When Absence Became Madness - The Illness of Waiting - Part 4
Waiting became her religion.
Every morning had one prayer.
Every road had one direction.
Every heartbeat asked the same question—
Will Arjun come today?
She stopped caring about classes entirely. Notes remained unfinished. Assignments gathered dust. Teachers called her inattentive. Friends drifted away, tired of speaking to someone whose eyes were always fixed elsewhere.
But none of it mattered.
At nine-twelve, life began.
If Arjun appeared, she felt alive.
If he did not, she became unrecognizable.

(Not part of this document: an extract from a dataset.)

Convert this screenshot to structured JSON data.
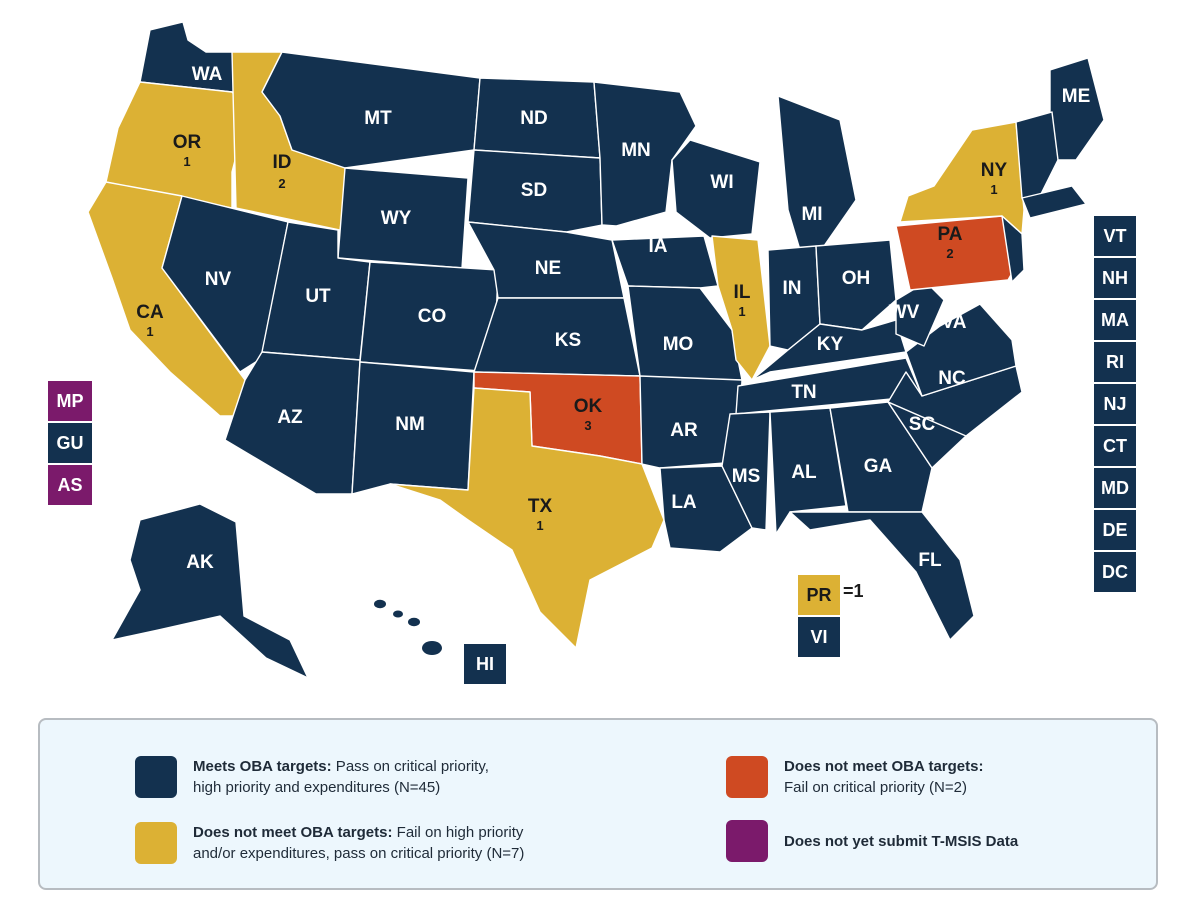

She would pace corridors, bite her nails till they bled, snap at anyone who came near. Once, when a classmate jokingly blocked her view of the gate, she shoved the girl so hard that everyone fell silent.
Even she was shocked.
But only for a second.
Because Arjun had just arrived.
She forgot the apology.
She forgot the crowd.
She forgot shame itself.
He walked past in a pale grey shirt, adjusting his watch, unaware that someone had nearly become violent for the right to see him clearly.
That evening, she stood before the mirror.
“What is happening to me?” she whispered.
The mirror gave no answer.
Her mother noticed the weight loss first.
“You hardly eat.”
“I’m not hungry.”
“You hardly sleep.”
“I’m fine.”
“You keep staring outside.”
She smiled weakly and escaped to her room.
There, hidden under clothes in a drawer, she kept strange treasures:
A tissue that had fallen near where he stood.
A wrapper from the tea stall he once visited.
Dates written on paper of the days he wore white, blue, black.
Timings of his arrivals.
The direction he walked.
The rare days he looked happy.
It was ridiculous.
It was shameful.
It was sacred.
One afternoon, heavy rain flooded the streets. Students ran for shelter. She remained at the gate getting drenched, refusing to move.
“He won’t come in this weather,” a guard said.
She ignored him.
Minutes later, through the curtain of rain, Arjun appeared holding a file over his head.
She laughed like a child.
Rainwater mixed with tears on her face.
He hurried past without seeing her.
Still, she returned home glowing.
That night fever gripped her body.
Her mother pressed her forehead in alarm.
“You stood in the rain, didn’t you?”
She turned to the wall and smiled weakly.
Yes.
For him.
The fever lasted two days.
Yet even shivering in bed, her first question each morning was:
“What time is it?”
Because if it was near nine-twelve, somewhere outside, Arjun might be walking.
And she was missing him.
The thought hurt more than fever.
Far away, without knowing her name, Arjun continued living.
Closer than anyone, she was already disappearing.